I often meet people in and around my community who don’t know what anthropology is.  This isn’t terribly surprising, since anthropology is not taught at the K-12 level, and it’s a major that undergraduates don’t know too much about until they take an intro course.  As such, I’m committed to making anthropology more publicly visible, particularly now that I live in Florida, where our governor doesn’t think too highly of this discipline.

Some of my projects aimed at creating a more publicly accessible anthropology and making anthropologists and their work more visible include:

  • Fall 2014 – Creation of Virtebra – the Virtual Bones & Artifacts Lab at UWF.  With two 3D scanners and two 3D printers, I am working with graduate student Mariana Zechini to digitize a vast range of artifacts and skeletal remains.  Up-to-date information on our efforts can be found at the Virtebra blog.  All our 3D scans are made public through a GitHub repository; here you can view the scans in your browser or download them for printing.
  • Spring 2013 – Forming the Gulf Coast Society of the Archaeological Institute of America.  By harnessing the intense interest in archaeology in the city of Pensacola, I am working to establish a new AIA society, as the closest current one is in Tallahassee, three hours away. My secondary goal is to bring more classical archaeology information and speakers to this area, which is largely focused on local historical, underwater, and prehistoric archaeology.  If you are interested in signing up for our new society or volunteering to help me set it up, please contact me.
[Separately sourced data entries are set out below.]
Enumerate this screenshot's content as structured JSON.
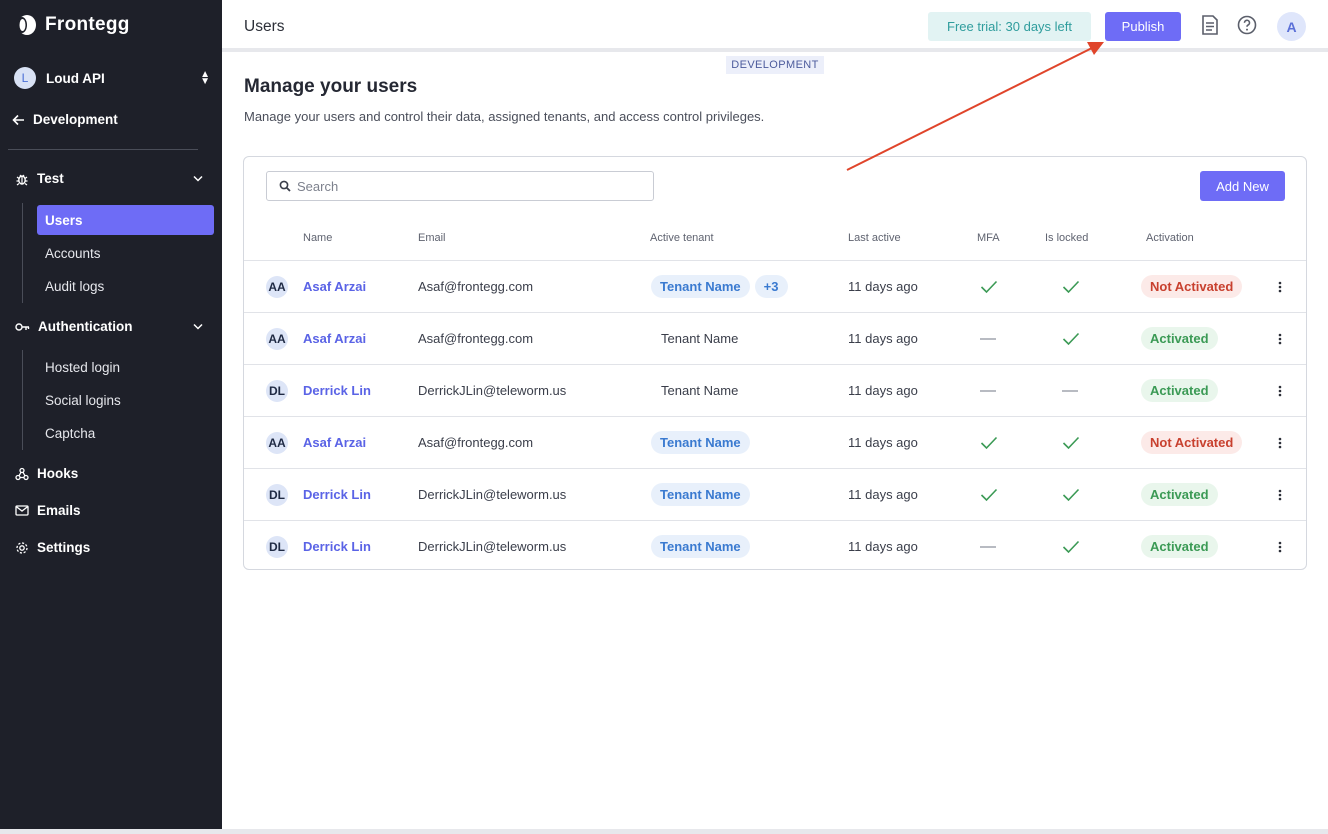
{
  "sidebar": {
    "brand": "Frontegg",
    "app": {
      "initial": "L",
      "name": "Loud API"
    },
    "environment": "Development",
    "sections": {
      "test": {
        "label": "Test",
        "items": [
          "Users",
          "Accounts",
          "Audit logs"
        ]
      },
      "authentication": {
        "label": "Authentication",
        "items": [
          "Hosted login",
          "Social logins",
          "Captcha"
        ]
      },
      "hooks": "Hooks",
      "emails": "Emails",
      "settings": "Settings"
    },
    "active_item": "Users"
  },
  "header": {
    "title": "Users",
    "trial": "Free trial: 30 days left",
    "publish": "Publish",
    "avatar_initial": "A"
  },
  "env_tag": "DEVELOPMENT",
  "main": {
    "title": "Manage your users",
    "subtitle": "Manage your users and control their data, assigned tenants, and access control privileges."
  },
  "toolbar": {
    "search_placeholder": "Search",
    "add_new": "Add New"
  },
  "table": {
    "columns": [
      "Name",
      "Email",
      "Active tenant",
      "Last active",
      "MFA",
      "Is locked",
      "Activation"
    ],
    "rows": [
      {
        "initials": "AA",
        "name": "Asaf Arzai",
        "email": "Asaf@frontegg.com",
        "tenant": "Tenant Name",
        "tenant_style": "pill",
        "extra": "+3",
        "last": "11 days ago",
        "mfa": true,
        "locked": true,
        "activation": "Not Activated"
      },
      {
        "initials": "AA",
        "name": "Asaf Arzai",
        "email": "Asaf@frontegg.com",
        "tenant": "Tenant Name",
        "tenant_style": "plain",
        "extra": "",
        "last": "11 days ago",
        "mfa": false,
        "locked": true,
        "activation": "Activated"
      },
      {
        "initials": "DL",
        "name": "Derrick Lin",
        "email": "DerrickJLin@teleworm.us",
        "tenant": "Tenant Name",
        "tenant_style": "plain",
        "extra": "",
        "last": "11 days ago",
        "mfa": false,
        "locked": false,
        "activation": "Activated"
      },
      {
        "initials": "AA",
        "name": "Asaf Arzai",
        "email": "Asaf@frontegg.com",
        "tenant": "Tenant Name",
        "tenant_style": "pill",
        "extra": "",
        "last": "11 days ago",
        "mfa": true,
        "locked": true,
        "activation": "Not Activated"
      },
      {
        "initials": "DL",
        "name": "Derrick Lin",
        "email": "DerrickJLin@teleworm.us",
        "tenant": "Tenant Name",
        "tenant_style": "pill",
        "extra": "",
        "last": "11 days ago",
        "mfa": true,
        "locked": true,
        "activation": "Activated"
      },
      {
        "initials": "DL",
        "name": "Derrick Lin",
        "email": "DerrickJLin@teleworm.us",
        "tenant": "Tenant Name",
        "tenant_style": "pill",
        "extra": "",
        "last": "11 days ago",
        "mfa": false,
        "locked": true,
        "activation": "Activated"
      }
    ]
  },
  "colors": {
    "sidebar_bg": "#1e2029",
    "accent": "#6e6cf6",
    "success": "#3b9a55",
    "danger": "#c8402e",
    "annotation_arrow": "#e0452b"
  },
  "annotation": {
    "type": "arrow",
    "points_to": "publish-button"
  }
}
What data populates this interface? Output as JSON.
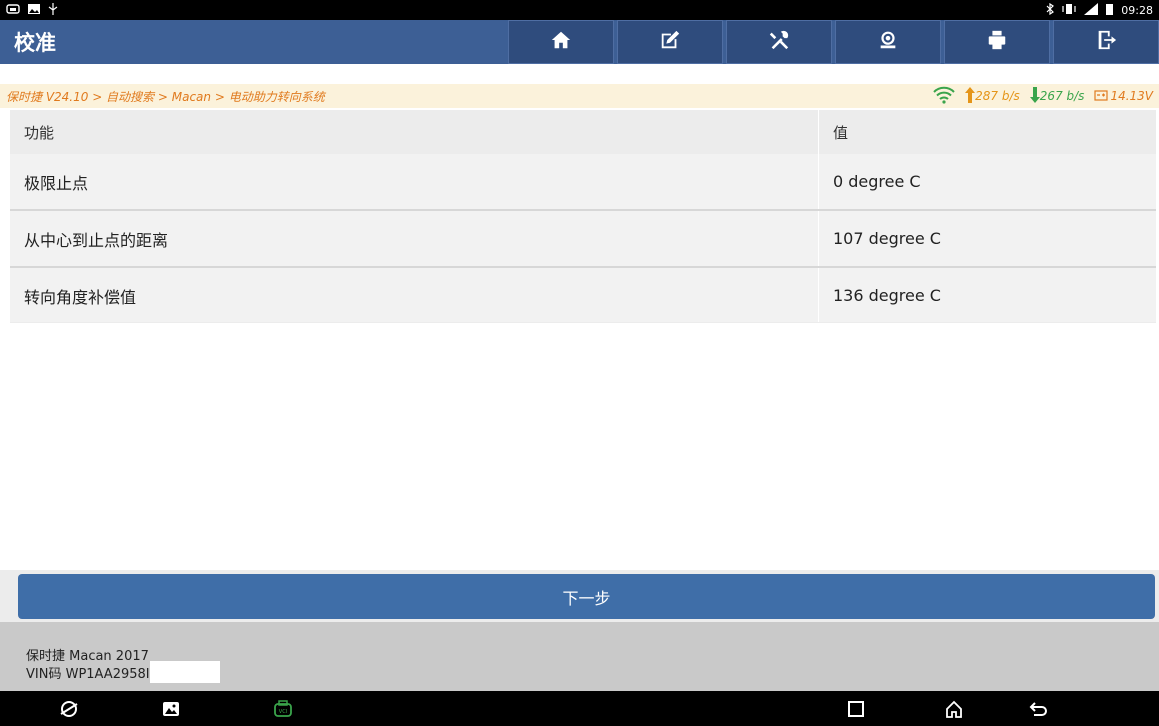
{
  "status_bar": {
    "time": "09:28"
  },
  "header": {
    "title": "校准",
    "toolbar": [
      {
        "name": "home-icon"
      },
      {
        "name": "edit-icon"
      },
      {
        "name": "tools-icon"
      },
      {
        "name": "support-icon"
      },
      {
        "name": "print-icon"
      },
      {
        "name": "exit-icon"
      }
    ]
  },
  "breadcrumb": "保时捷 V24.10 > 自动搜索 > Macan > 电动助力转向系统",
  "network": {
    "upload": "287 b/s",
    "download": "267 b/s",
    "voltage": "14.13V"
  },
  "table": {
    "headers": {
      "function": "功能",
      "value": "值"
    },
    "rows": [
      {
        "function": "极限止点",
        "value": "0 degree C"
      },
      {
        "function": "从中心到止点的距离",
        "value": "107 degree C"
      },
      {
        "function": "转向角度补偿值",
        "value": "136 degree C"
      }
    ]
  },
  "next_button": "下一步",
  "vehicle": {
    "model": "保时捷 Macan 2017",
    "vin": "VIN码 WP1AA2958I"
  },
  "colors": {
    "title_bar": "#3d5f95",
    "button": "#3f6ea8",
    "breadcrumb": "#e07a1e"
  }
}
  • Spring 2013 – Teaching a graduate seminar called Presenting Anthropology.  Graduate students are the future of this field and need to learn how to gain the public’s attention through a variety of media, both traditional and new/social.  I am blogging about this endeavor throughout the semester and will be highlighting the work of these graduate students in presenting their research through print, audio, video, and other media.